Wednesday, 20 June 2012

How we got our Russian visa

I've wanted to go to St. Petersburg, Russia for a long time, particularly to see the Hermitage. I didn't really want to take a tour because it wouldn't give us enough time in the museum, se we decided we could do it on our own. This involves getting a tourist visa. It took me two full days, actually more, to figure out how the visa process works for Russia. Partly this is because I did not believe the process actually works the way it does. When I searched "Russian visa" online, a lot of websites appeared offering to help get the visa.  I couldn't find any guides or independent sources with the information (I looked online at the NYTimes, Fodor's, Frommer's.). It took me a while to realize that if you aren't able personally to go to the offices in Washington, DC, New York, San Francisco, Houston, or Seattle, one of those companies will probably be necessary. The actual process seems to take about three weeks if you go through normal channels.

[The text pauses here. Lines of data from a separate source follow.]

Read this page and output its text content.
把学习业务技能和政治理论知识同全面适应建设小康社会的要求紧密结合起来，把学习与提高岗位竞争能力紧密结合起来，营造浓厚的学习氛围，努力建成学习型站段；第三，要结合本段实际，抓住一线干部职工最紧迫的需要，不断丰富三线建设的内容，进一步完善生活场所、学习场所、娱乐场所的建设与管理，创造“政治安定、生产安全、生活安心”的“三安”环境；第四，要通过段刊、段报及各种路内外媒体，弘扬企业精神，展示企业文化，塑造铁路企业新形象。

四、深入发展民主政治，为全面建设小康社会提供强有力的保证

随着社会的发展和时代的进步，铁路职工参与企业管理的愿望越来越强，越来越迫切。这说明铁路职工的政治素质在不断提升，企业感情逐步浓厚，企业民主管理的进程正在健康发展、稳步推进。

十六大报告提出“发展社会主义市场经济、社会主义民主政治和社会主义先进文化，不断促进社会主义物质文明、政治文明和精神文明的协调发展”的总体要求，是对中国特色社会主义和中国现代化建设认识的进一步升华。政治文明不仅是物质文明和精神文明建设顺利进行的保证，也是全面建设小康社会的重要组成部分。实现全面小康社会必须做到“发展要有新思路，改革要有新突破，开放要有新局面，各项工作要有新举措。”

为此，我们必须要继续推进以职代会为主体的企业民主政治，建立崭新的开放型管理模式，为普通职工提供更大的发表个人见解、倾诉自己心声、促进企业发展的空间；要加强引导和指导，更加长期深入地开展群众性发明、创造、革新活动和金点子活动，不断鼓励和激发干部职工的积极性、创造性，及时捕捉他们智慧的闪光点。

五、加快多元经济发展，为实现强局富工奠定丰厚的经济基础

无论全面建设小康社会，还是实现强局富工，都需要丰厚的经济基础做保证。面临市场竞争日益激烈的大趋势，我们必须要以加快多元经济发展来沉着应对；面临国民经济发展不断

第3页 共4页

I found it kind of amazing, hard to believe, that we needed an invitation to Russia and a documented hotel reservation, but we did. Fortunately, before I worked on getting the visa, I searched and found a hotel, and the online booking site,, also provided an invitation at no additional cost. Several of the booking sites make the same offer, as do the agencies that help you get a visa.

Next we had to get passport-sized photographs, easy to acquire at FedEx/Kinkos or Walgrens or other places. Fortunately our passports are good for a few years and still have some blank pages.

Then there's the form. The Russian consulates have outsourced visa applications to a company called Invisa Logistics Services LLC ( You go there online, get an id and password, and fill out the form, which asks for much detailed information, including your family names, several of your previous jobs and your education with addresses, and everywhere you've been outside the US for the past 10 years, with the year you were there. (Also your criminal record and the like.) You submit the form online to ILS Houston (or whichever office is closest to you). Save the id and password they give you because you may need to edit the application form. I had to do it twice.

After indicating on this application a time for an appointment, set the following week, I realized that somehow I had to have the documents personally delivered there, so I searched for someone to do that for us. There are many, many services, with fees that seem to range from about $50 to $90 per visa.  I had no way of knowing which of the businesses was reliable, but used one noted by the site where I found our hotel. It is Travisa ( whose office in Houston we used.  Travisa has an application form you must complete. They do not charge your credit card until the visas are processed, which is reassuring to know. The official consulate application fee for the tourist visa is $175 per person and there are additional costs, plus the Travisa fee.We printed out the ILS application forms, the invitation, and hotel reservation, and enclosed our passports and photographs and FedExed them to Travisa.

The Travisa representative takes your materials to wherever the visa needs to be processed. There my application was rejected because I had written our destination, St. Petersburg, twice. So I edited it, printed and signed it and sent it again. This time I had missed clicking something that controls the margins and it was rejected again. The third time seems to have worked. I'm grateful that there is someone to help me get through this complicated bureaucratic process, and the representative at Travisa has been most friendly and understanding.

So, the process:
1. Be sure you have a passport that is good for at least 6 months after your trip and that has two blank pages for the visa (not the last two pages)
2. Begin the process at least a month before leaving, preferably 6 weeks or more
3. Book a hotel (They advise against getting non-refundable airline tickets or hotels before the visa is approved) For some visas they require copies of your airline reservation.
4. Get an invitation to Russia (the hotel, booking agency, or visa company can help with this)
5. Have passport-style photographs taken
6. Choose a company to be your representative in Houston, DC, NY, SF or Seattle and fill out their application form.
7. Fill out the visa application online (  and submit it to ILS Houston (or the city of your closest consulate). Fill it out carefully. Be sure to submit it to an ILS office.
8. Print all the application forms and sign them to send. Make copies for your own records. Copy your passport.
8. Send all your materials securely (FedEx) to the company representing you.
9. Be ready to repeat parts of the process if your application is rejected.

This really is the way it works. Travisa, and some of the other sites, provide lists of what is required, as well as the variations for different types of visa. I'm sure tour companies and travel agencies also provide a lot of help. I would have liked to have a friend tell me what I know now.